Maru Fauna Park; a privately-owned 10 acre landscape, homeground to a petting zoo of Aussie's most distinct animals. If you're looking to pet kangaroos and wallabies alike, you've come to the right place indeed. From the likes of the charmingly cool koala, to thumping cute wallabies to the wolf's canine cousin dingo, you can almost cross out all of Australia's indigenous animals in just one place.
True to form - Nobbies greeted us thriving with such a spectacle. Lady luck whispered her gracious side onto us once again; this time with whales disembarking the straits at viewpoint. At this point of the year, it is quite a common sight for the world's largest mammal to borne these seas as it's substantially warmer compared to the much colder waters of the Antartica just oppositely situated from the Nobbies.
Anyways, here each night at sunset the world's smallest penguins come ashore after a day's fishing and true to test this natural phenomenon works like clockwork the moment the light of day dims to the bright of the moon. The only God-forsaken thing is, because it's such a famous attraction tourists populate the place in masses, so you may want to disembark to the viewing grounds particularly earlier before sunset. That means waiting by the beachhead in the coldness of subzero climature; shivering and drooling with mucus. Imagine sitting in the masses, sea breeze blowing against your face whilst trying to keep warm with only a jacket on. Dressed down to flip flops? Bad, bad idea. The viewing docks are probably the only place where you'll see everyone shiver in agony - be it caucasions or even asians. I felt a bit sorry for Uncle Ijap, Auntie Noriah, Uncle Jaafar and Auntie Mina whom were freezing cold sitting on the stands; this being their first experience in winter after such a long time.
The penguins were kind this time though; deciding to battle the surf and make their way to their dune burrows far earlier compared to my last visit. There were more of them as well - skedaddling away in the cutest manner ever. To see the little penguins emerge from the sea and waddle their way through you is an experience you won't find anywhere else but this part of the globe. The distinctive performance does not end there - as we made our way back to the center, we caught ample views of the small birds parading into the confines of their nests. Some encounters were so close that we were in contact-distance with them.
-JeP
3 comments:
Hi syg!
Thanks for the long-awaited, eagerly anticipated entry about my parents' OZ trip. :P
Also thanks so very much to you and Yusry for organizing the Philip Island trip and the transportation, as well as everything else. I really really appreciate it syg.
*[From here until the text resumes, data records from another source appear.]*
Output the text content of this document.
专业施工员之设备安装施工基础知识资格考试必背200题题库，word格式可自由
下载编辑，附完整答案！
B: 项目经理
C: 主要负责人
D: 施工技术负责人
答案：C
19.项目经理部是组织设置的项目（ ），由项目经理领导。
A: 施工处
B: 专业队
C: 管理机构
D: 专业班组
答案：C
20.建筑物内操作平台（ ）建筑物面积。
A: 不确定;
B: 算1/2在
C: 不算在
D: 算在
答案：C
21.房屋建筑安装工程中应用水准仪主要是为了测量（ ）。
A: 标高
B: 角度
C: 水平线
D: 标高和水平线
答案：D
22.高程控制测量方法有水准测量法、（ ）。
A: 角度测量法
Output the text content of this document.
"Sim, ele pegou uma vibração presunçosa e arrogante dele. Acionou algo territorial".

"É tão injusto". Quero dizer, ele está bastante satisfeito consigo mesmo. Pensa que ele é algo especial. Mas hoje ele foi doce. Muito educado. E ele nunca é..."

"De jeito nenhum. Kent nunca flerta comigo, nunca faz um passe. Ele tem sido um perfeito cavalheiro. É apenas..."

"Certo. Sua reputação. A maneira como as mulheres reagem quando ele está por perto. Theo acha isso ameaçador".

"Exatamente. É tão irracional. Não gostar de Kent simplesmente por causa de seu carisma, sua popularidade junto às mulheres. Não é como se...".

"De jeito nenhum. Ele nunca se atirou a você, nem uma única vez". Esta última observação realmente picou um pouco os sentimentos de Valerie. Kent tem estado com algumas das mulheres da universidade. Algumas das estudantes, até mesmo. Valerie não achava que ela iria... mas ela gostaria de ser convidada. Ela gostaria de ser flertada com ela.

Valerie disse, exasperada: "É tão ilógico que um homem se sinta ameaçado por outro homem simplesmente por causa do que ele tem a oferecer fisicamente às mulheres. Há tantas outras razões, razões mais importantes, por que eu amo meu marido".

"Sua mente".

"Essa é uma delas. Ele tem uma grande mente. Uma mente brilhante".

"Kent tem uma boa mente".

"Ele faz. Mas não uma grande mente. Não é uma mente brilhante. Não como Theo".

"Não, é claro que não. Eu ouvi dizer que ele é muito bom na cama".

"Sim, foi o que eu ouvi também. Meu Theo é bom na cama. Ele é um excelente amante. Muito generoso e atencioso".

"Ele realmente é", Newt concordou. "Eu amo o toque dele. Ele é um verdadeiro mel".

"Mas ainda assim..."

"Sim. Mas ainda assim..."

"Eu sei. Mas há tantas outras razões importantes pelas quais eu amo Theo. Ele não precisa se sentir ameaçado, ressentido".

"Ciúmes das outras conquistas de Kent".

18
All the places look so picturesquely beautiful and awe-inspiring, tak sabar nak pegi check them out for myself. Hopefully next year! ;)
I hope you had a nice time, as much as they had enjoyed your entertaining company. Ina is currently complaining takde gang kat NZ skrg, wished you ikut jugak. :P
Thanks again for updating syg, im already looking forward to your next entry!
Missing you muchly.
Assalamualaikum wbth,
Ooo..Jaafar Untong yg ikut Hj. Ijab..Itu officer mama masa mula2 join Jabatan Kesihatan dulu. I know his wife too...and off course, mesti ada gambar dengan kambing la...
I hope you are looking after your health n taking every precautions to avoid contact with any sneezing, coughing or seemingly feverish characters! Wear a mask when in a crowded place...ok...take care..mama.
Fantastic pics, Jep!! Sure terrer camera tu!!(haha tak nak puji photographer!!)
I especially like the King of Hop part!!
Mak Teh
ps. i'm now resigned to posting comments in people's blogs, our office has blocked fb!! Demmit!! And just when things are getting interesting with pakcik and even your MOM in fb.. hmm..must find ways to get back in...haha!